Санек положил руку ему на плечо. Голос его стал тихим, задумчивым.

— Это, брат, любовь, но она, знаешь, проходит. Пока не прошла, девка хоть чем тебе поможет, а? Нам поможет. Яков Иваныч ее пасет знатно, что ж она, для любимого не попросит? Знаешь, как телки умеют просить? Не зна-аешь. А я знаю, брат.

Генка смотрел над камнями в яркое море, глаза резало от зелени воды. Маячили сбоку темные фигуры друзей. Вот с того дальнего камня Масейка учился нырять ласточкой, отбил себе живот, а потом подвернул ногу, вылезая, и охал, пока они с Витюном тащили его на старой тряпке по пляжу, специально поближе к курортникам, чтоб всех засыпать песком. А где три камня выползли на берег полукругом, — кострище, там Генка праздновал тринадцать лет. Полдня собирали мидий и ныряли за рапанами, устроили пир, даже позвали девчонок, выпили две спрятанные в камнях бутылки сухаря. Кормили курортниц мидиями с рук, слушали, как те визжат, морщась, но глотают. Рита в лагере была тогда. И Генка пошел провожать девочку, кажется Таней звали, и она хотела его поцеловать у домика, под хлопающими на ночном ветру полотенцами, но он не дался, потому что шумело в голове и был очень влюблен… Ушел, бродил по берегу, шептал имя и смотрел на звезды, как дурак из истории в книжке. Думал, утром будет стыдно, но не было ни капельки. Наоборот, проснулся и было радостно, что вот понял про любовь.

Можно, конечно, сейчас развернуться и врезать Саньку по красивым глазам, но у Генки — цель. И надо не драться, а все продумать тщательно.

Он тоже сунул руки в карманы, сплюнул на песок, почти так же длинно, как Витюн, и сказал, немного охрипнув:

— Нефиг трогать ее, еще напортит. Что-нибудь решим. Если не получится, тогда и посмотрим. Месяцок-другой у нас есть.

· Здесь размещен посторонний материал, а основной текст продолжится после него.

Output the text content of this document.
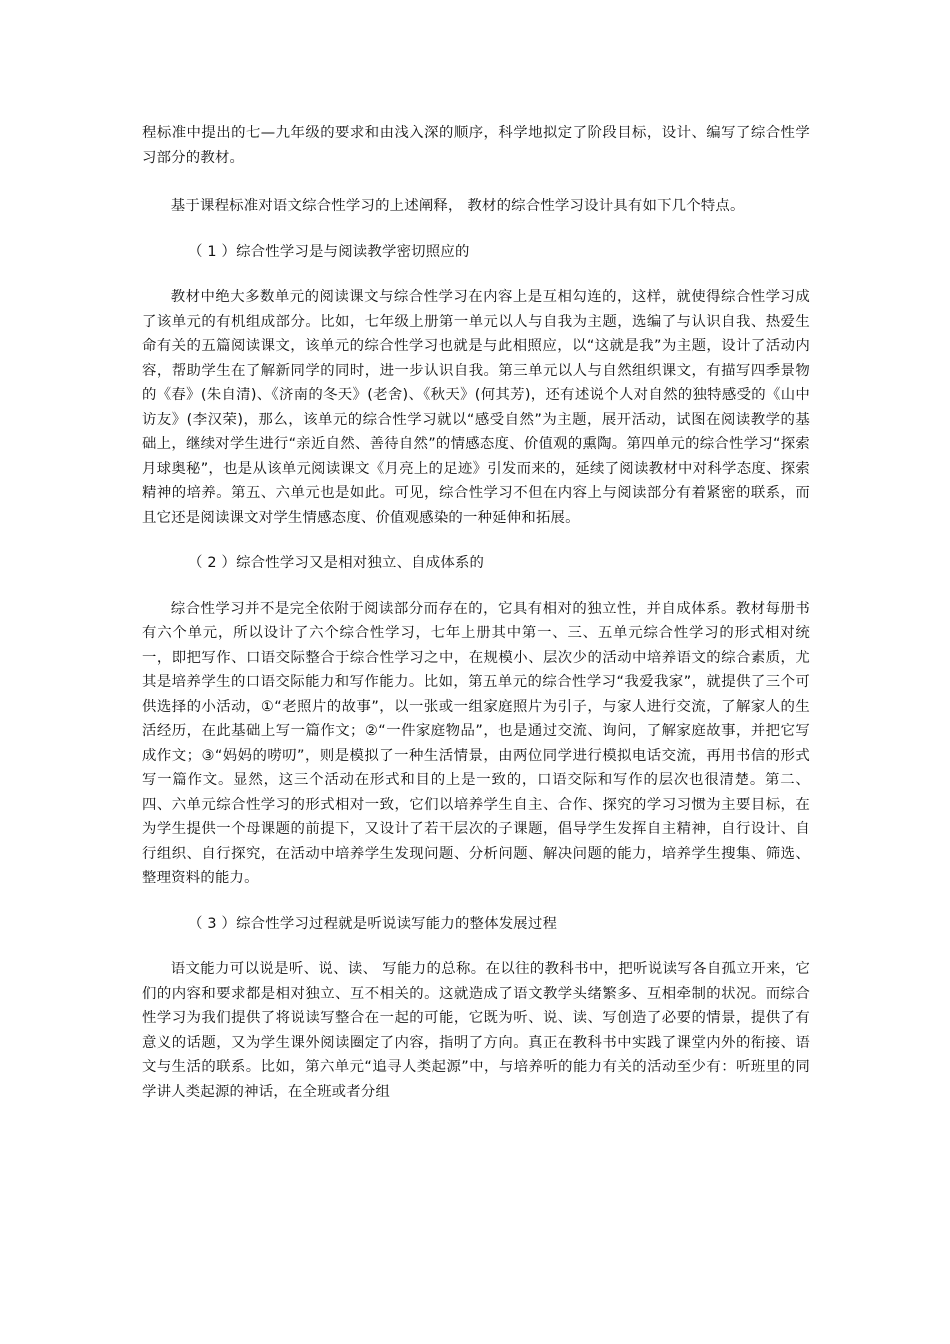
程标准中提出的七—九年级的要求和由浅入深的顺序，科学地拟定了阶段目标，设计、编写了综合性学习部分的教材。

基于课程标准对语文综合性学习的上述阐释， 教材的综合性学习设计具有如下几个特点。

（ 1 ）综合性学习是与阅读教学密切照应的

教材中绝大多数单元的阅读课文与综合性学习在内容上是互相勾连的，这样，就使得综合性学习成了该单元的有机组成部分。比如，七年级上册第一单元以人与自我为主题，选编了与认识自我、热爱生命有关的五篇阅读课文，该单元的综合性学习也就是与此相照应，以“这就是我”为主题，设计了活动内容，帮助学生在了解新同学的同时，进一步认识自我。第三单元以人与自然组织课文，有描写四季景物的《春》(朱自清)、《济南的冬天》(老舍)、《秋天》(何其芳)，还有述说个人对自然的独特感受的《山中访友》(李汉荣)，那么，该单元的综合性学习就以“感受自然”为主题，展开活动，试图在阅读教学的基础上，继续对学生进行“亲近自然、善待自然”的情感态度、价值观的熏陶。第四单元的综合性学习“探索月球奥秘”，也是从该单元阅读课文《月亮上的足迹》引发而来的，延续了阅读教材中对科学态度、探索精神的培养。第五、六单元也是如此。可见，综合性学习不但在内容上与阅读部分有着紧密的联系，而且它还是阅读课文对学生情感态度、价值观感染的一种延伸和拓展。

（ 2 ）综合性学习又是相对独立、自成体系的

综合性学习并不是完全依附于阅读部分而存在的，它具有相对的独立性，并自成体系。教材每册书有六个单元，所以设计了六个综合性学习，七年上册其中第一、三、五单元综合性学习的形式相对统一，即把写作、口语交际整合于综合性学习之中，在规模小、层次少的活动中培养语文的综合素质，尤其是培养学生的口语交际能力和写作能力。比如，第五单元的综合性学习“我爱我家”，就提供了三个可供选择的小活动，①“老照片的故事”，以一张或一组家庭照片为引子，与家人进行交流，了解家人的生活经历，在此基础上写一篇作文；②“一件家庭物品”，也是通过交流、询问，了解家庭故事，并把它写成作文；③“妈妈的唠叨”，则是模拟了一种生活情景，由两位同学进行模拟电话交流，再用书信的形式写一篇作文。显然，这三个活动在形式和目的上是一致的，口语交际和写作的层次也很清楚。第二、四、六单元综合性学习的形式相对一致，它们以培养学生自主、合作、探究的学习习惯为主要目标，在为学生提供一个母课题的前提下，又设计了若干层次的子课题，倡导学生发挥自主精神，自行设计、自行组织、自行探究，在活动中培养学生发现问题、分析问题、解决问题的能力，培养学生搜集、筛选、整理资料的能力。

（ 3 ）综合性学习过程就是听说读写能力的整体发展过程

语文能力可以说是听、说、读、 写能力的总称。在以往的教科书中，把听说读写各自孤立开来，它们的内容和要求都是相对独立、互不相关的。这就造成了语文教学头绪繁多、互相牵制的状况。而综合性学习为我们提供了将说读写整合在一起的可能，它既为听、说、读、写创造了必要的情景，提供了有意义的话题，又为学生课外阅读圈定了内容，指明了方向。真正在教科书中实践了课堂内外的衔接、语文与生活的联系。比如，第六单元“追寻人类起源”中，与培养听的能力有关的活动至少有：听班里的同学讲人类起源的神话，在全班或者分组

Все покивали. Потом торжественно протянули для рукопожатия руки. И остались смотреть Генке в спину.

Он шел, давя подошвами песок и на спине его горели слова, проплавляя старую куртку, сказанные Саньком не ему, но вслед, в ответ на неразборчивый вопрос Витюна:

— Да, конечно, трахает. Хозяин жеж…

45. В СТЕПИ

«Трахает, хозяин, хозяин ведь, трахает…», говорил песок, продавливаясь под ногами. Смеялись чайки, визгливо, как телки на дискотеке. А с одинокой, порченым зубом торчащей скалы гоготали бакланы, кривили шеи и крылья на разукрашенных белыми потеками камнях. Генка пошел быстрее, прицепившись взглядом к крайнему дому, который огибала рыжая тропка. За пухлым углом она уткнется в широкую улицу, будто ее раздавили, а по той стороне вынырнет снова, на сохлую траву склонов. Хотелось уйти скорее, от следов на песке и криков птиц, туда, где ветер и пустота.

Миновав дома, Генка полез вверх, приминая сухую траву на обочине тропки, чтоб не скользить по влажной глине. В траве у самой земли, тихонько сверкал снег, прятался от яркого света и тепла. Похрустывал под подошвами.

На первой пологой верхушке Генка остановился, хватая жарким ртом плотный ветреный воздух. Оглянулся. Море стояло зеленой стеной и камни казались не больше спичечных коробков, а фигурки друзей, уходящих к мысу, виднелись темными черточками. Следующий холм был выше, сбоку на краю вершины торчал из широкой его головы крупный камень, как мятое, сплющенное в драке ухо. Туда, надо туда, на самый верх, а за камнем в затишке, передохнет. И подумает, куда идти дальше. Если по дуге верхами обходить поселок, то выйдет на ту сторону мыса, прямиком к «Эдему». Можно и дальше, чтоб не спускаться к стеклянным окнам и красным шиферным крышам отельчика, но там бухты со ставниками и все равно наткнется на рыбаков. Вон, сколько бакланья налетело, теперь у каждого ставника дежурят мужики с ружьями, иногда стреляют холостыми, согнать проглотов с жердей у сети.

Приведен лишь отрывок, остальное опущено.